Located on the northwestern coast of the Philippines, the city of Vigan is the capital of Ilocos Sur province. The only UNESCO World Heritage City in the country, it is home to over 180 historic houses, impressive colonial churches, fascinating museums and delicious cuisine.
A good place to begin a Vigan exploration is in the Mestizo District. It allows visitors a glimpse into the colonial history of the city. Walk the streets admiring the Spanish and Asian architecture of houses built by the early Chinese traders. Eagle-eyed moviegoers may recognise some of the streets from the film “Born on the Fourth of July”. Continue to St. Paul’s Metropolitan Cathedral. Built around 1790 by Augustinians, it has an eight-sided bell tower which highlights its Feng-shui influences. Nestled close to the river and the cathedral lies Plaza Burgos. The bustling square is known for its monuments and street food stalls. Visitors should sample the empanada, a savoury pastry filled with meat and vegetables popular with locals. At the opposite end of the cathedral sits Plaza Salcedo, where dancing fountains illuminate the city with a kaleidoscope of colours after dark. Those wishing to delve deep into local history can do so in one of Vigan’s museums. The Philippine National Museum houses local artefacts, jewellery, costumes and dioramas displaying historical events which occurred in Ilocos Sur. A plethora of antique and souvenir shops can be found in the Mestizo District around the streets of Crisologo and Plaridel. Alternatively, try haggling for gifts at Vigan Public Market.

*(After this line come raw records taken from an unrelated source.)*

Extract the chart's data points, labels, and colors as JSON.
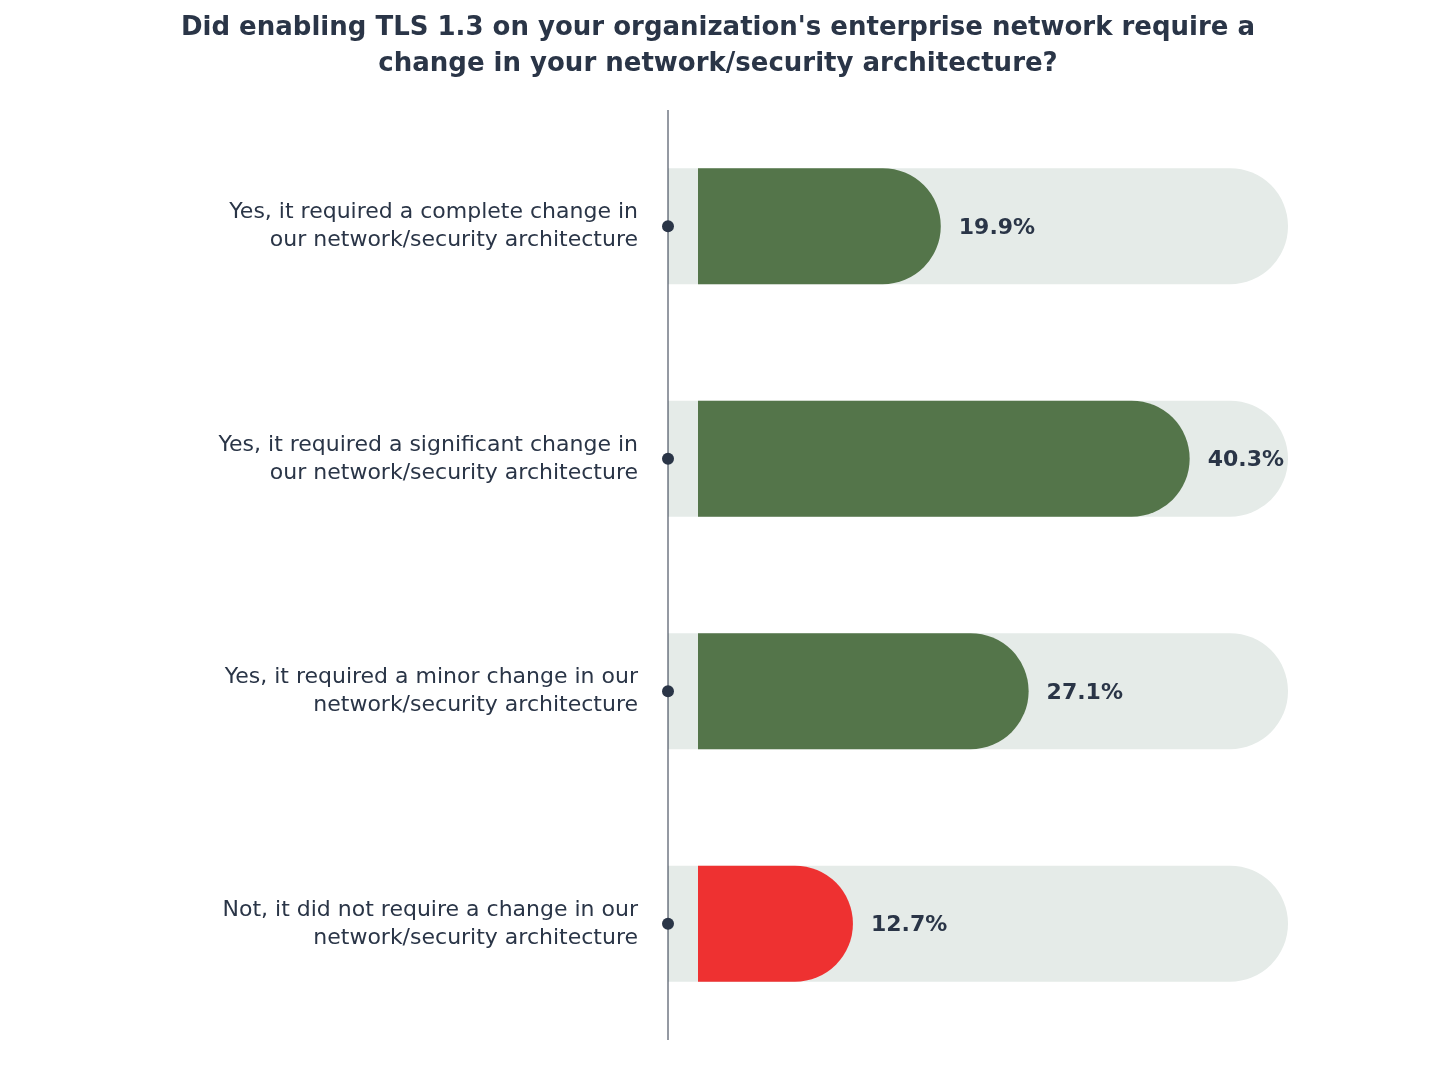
{
  "chart_data": {
    "type": "bar",
    "orientation": "horizontal",
    "title": "Did enabling TLS 1.3 on your organization's enterprise network require a change in your network/security architecture?",
    "categories": [
      "Yes, it required a complete change in our network/security architecture",
      "Yes, it required a significant change in our network/security architecture",
      "Yes, it required a minor change in our network/security architecture",
      "Not, it did not require a change in our network/security architecture"
    ],
    "values": [
      19.9,
      40.3,
      27.1,
      12.7
    ],
    "colors": [
      "#54754a",
      "#54754a",
      "#54754a",
      "#ee3131"
    ],
    "value_labels": [
      "19.9%",
      "40.3%",
      "27.1%",
      "12.7%"
    ],
    "grid": false,
    "legend": false
  }
}
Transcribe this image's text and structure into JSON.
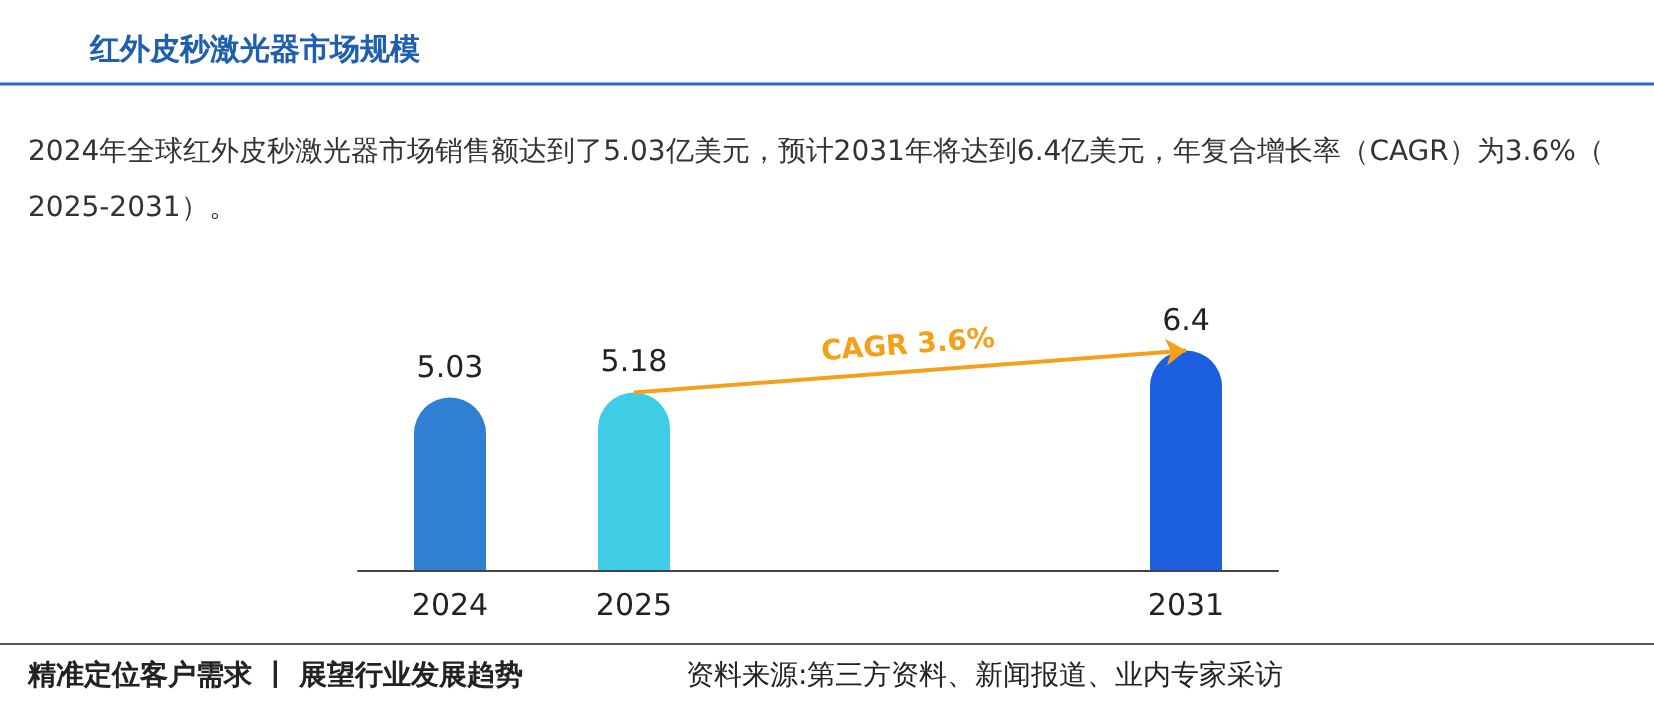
{
  "chart_data": {
    "type": "bar",
    "title": "红外皮秒激光器市场规模",
    "subtitle": "2024年全球红外皮秒激光器市场销售额达到了5.03亿美元，预计2031年将达到6.4亿美元，年复合增长率（CAGR）为3.6%（2025-2031）。",
    "categories": [
      "2024",
      "2025",
      null,
      null,
      "2031"
    ],
    "values": [
      5.03,
      5.18,
      null,
      null,
      6.4
    ],
    "colors": [
      "#2f7fd2",
      "#3fcde6",
      null,
      null,
      "#1b5fe0"
    ],
    "data_labels": true,
    "annotations": [
      "CAGR 3.6%",
      "精准定位客户需求 丨 展望行业发展趋势",
      "资料来源:第三方资料、新闻报道、业内专家采访"
    ]
  }
}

Getting around Vigan City Centre is possible on foot, as the streets are fascinating to explore and attractions are close to one another. Another option is to travel via tricycle or horse-drawn carriage. Visitors arriving from Manila can do so by bus, as there are regular services with a journey time of around 10 hours. Vigan also has a small airport for domestic flights.
Vigan was originally a coastal trading post for Chinese traders. When the Spanish captured and settled the city in 1572, it became a centre of religious and political power in the Ilocos Sur province. Today, it is home to a melting pot of cultures with colonial buildings and cobbled streets, international restaurants and a rich, fascinating heritage which stretches back centuries.